Diatoms of the genus Licmophora C.A.Agardh are common and sometimes abundant epiphytes on marine shores from the poles to the tropics. As members of “fouling” communities they have attracted the attention of applied scientists (Daniel et al. 1987; Woods and Fletcher 1991; Zargiel and Swain 2014; Ravizza and Hallegraeff 2015). On natural substrates diatoms including Licmophora can be abundant under some circumstances, e.g., on the filamentous algae cultivated by pomacentrid farmer fish (Lobban and Jordan 2010). In Guam, and probably other tropical locations, Licmophora spp. commonly form fringes around the edges of living Halimeda segments, along with genera such as Climacosphenia and Ardissonea (Lobban et al. 2011). Some species form extensive blooms, e.g., L. colosalis Belando et al. (2016) and L. labianatis Lobban et al. (2018).
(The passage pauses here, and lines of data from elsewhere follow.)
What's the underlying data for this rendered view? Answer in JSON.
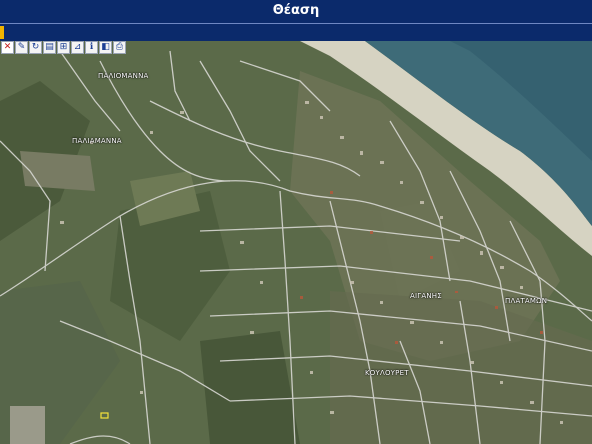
{
  "header": {
    "title": "Θέαση"
  },
  "colors": {
    "header_bg": "#0b2a6b",
    "accent": "#f0b400",
    "sea": "#3f6f7e",
    "beach": "#d9d6c6",
    "land": "#5d6b4c",
    "roads": "#d8d8d8"
  },
  "toolbar": {
    "tools": [
      {
        "icon": "close-icon",
        "glyph": "✕"
      },
      {
        "icon": "edit-pencil-icon",
        "glyph": "✎"
      },
      {
        "icon": "refresh-icon",
        "glyph": "↻"
      },
      {
        "icon": "document-icon",
        "glyph": "▤"
      },
      {
        "icon": "ruler-icon",
        "glyph": "⊞"
      },
      {
        "icon": "measure-area-icon",
        "glyph": "⊿"
      },
      {
        "icon": "info-icon",
        "glyph": "ℹ"
      },
      {
        "icon": "layers-icon",
        "glyph": "◧"
      },
      {
        "icon": "print-icon",
        "glyph": "⎙"
      }
    ]
  },
  "map": {
    "place_labels": [
      {
        "id": "paliomanna",
        "text": "ΠΑΛΙΟΜΑΝΝΑ"
      },
      {
        "id": "paliamanna",
        "text": "ΠΑΛΙΑΜΑΝΝΑ"
      },
      {
        "id": "aiganis",
        "text": "ΑΙΓΑΝΗΣ"
      },
      {
        "id": "platamon",
        "text": "ΠΛΑΤΑΜΩΝ"
      },
      {
        "id": "koulouretes",
        "text": "ΚΟΥΛΟΥΡΕΤ"
      }
    ]
  }
}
Licmophora cells are heteropolar in being clavate or spathulate in valve view and attached at the base. They are also heterovalvar, with a basal rimoportula on one valve so that front/back and left/right can be recognized in addition to the epitheca and hypotheca (Lobban et al. 2018). Valves are generally straight, but there are a few curved species, including our recently described L. curvata Lobban et al. (2018).
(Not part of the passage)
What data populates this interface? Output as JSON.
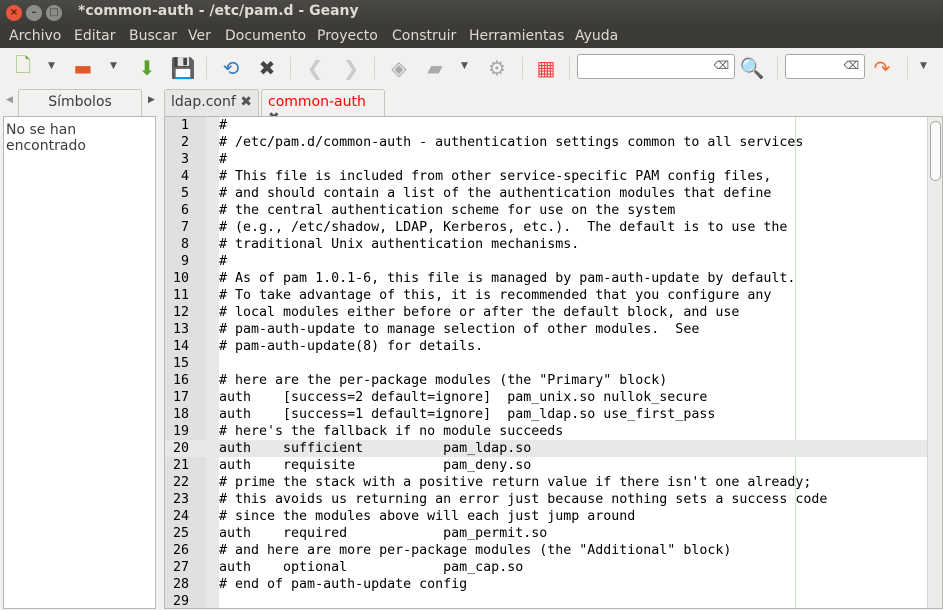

Diatoms with wavy outlines, where the valve outline has a wave form (as opposed to species where the wavy margins are the result of inflations, such as Grammatophora undulata Ehrenberg) are rare. They include Toxarium undulatum Bailey ex Bailey (Mediophyceae) and Neosynedra tortosa (Grunow) D. Williams & F.E. Round (Fragilariophyceae); in the latter the valve margins undulate but the sternum is straight. One species of Licmophora, L. flucticulata Lobban et al. (2011), has a wavy outline along part of the valve, but because of the weak silicification it is not clear whether the sternum is straight or follows the curves of the valves. L. subundulata Mereschkowsky (1901–1902), has a completely different outline.
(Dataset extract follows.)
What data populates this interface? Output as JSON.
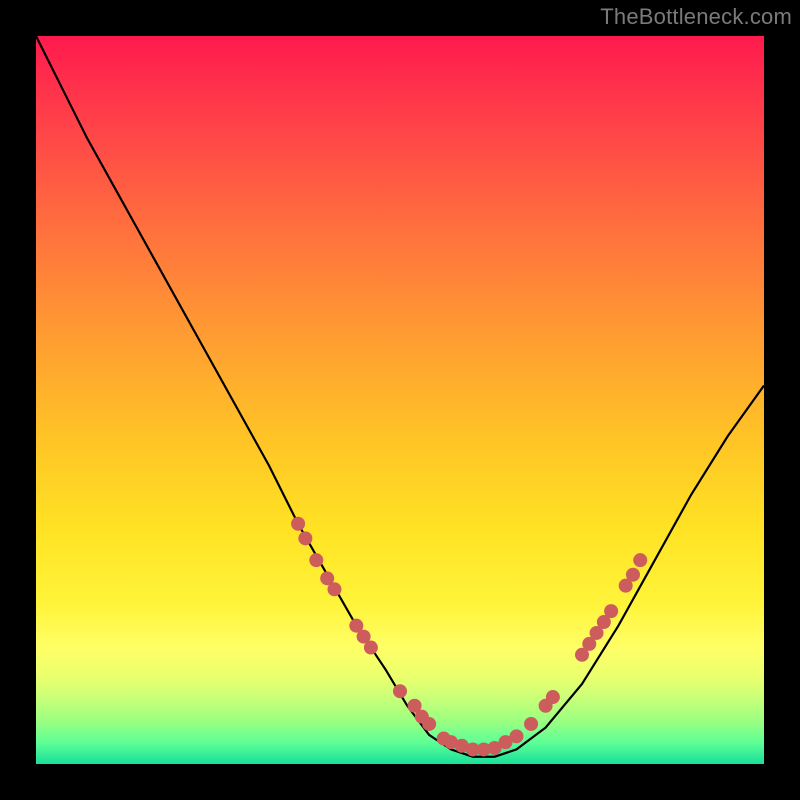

In published records of tropical floras, the diversity of Licmophora appears to vary wildly. For example, Hagelstein (1939) reported but did not illustrate 19 taxa from Puerto Rico and the U.S. Virgin Islands; Giffen (1980) likewise listed 9 taxa from Mahé; Navarro (1982) showed 1 species from Puerto Rico; Hein et al. (2008) 3 species from The Bahamas. One difficulty with these lists, especially those lacking illustrations, is that we cannot tell whether the species truly correspond to the European taxa. For instance, L. ehrenbergii, widely reported from tropical locations, appears to occur in Guam but did not match European specimens at the ultrastructural level (Lobban 2013 vs Honeywill 1998).
The difficulties with determining the identity of tropical species are that most of the known species of Licmophora were described from European shores and there are relatively few characters on valves, even when ultrastructure is included. We recently showed that there are many useful characters in the girdle bands (valvocopula and pleurae) (Lobban et al. 2018), but this information has yet to be collected for most (including all European) taxa. Few species have yet been sequenced, and most of those were not European samples. Meanwhile, we have proceeded to analyze Guam Licmophora species that have distinctive features in the valve. Here we report on two species that have an axial wave in the valve and on a further long, straight species.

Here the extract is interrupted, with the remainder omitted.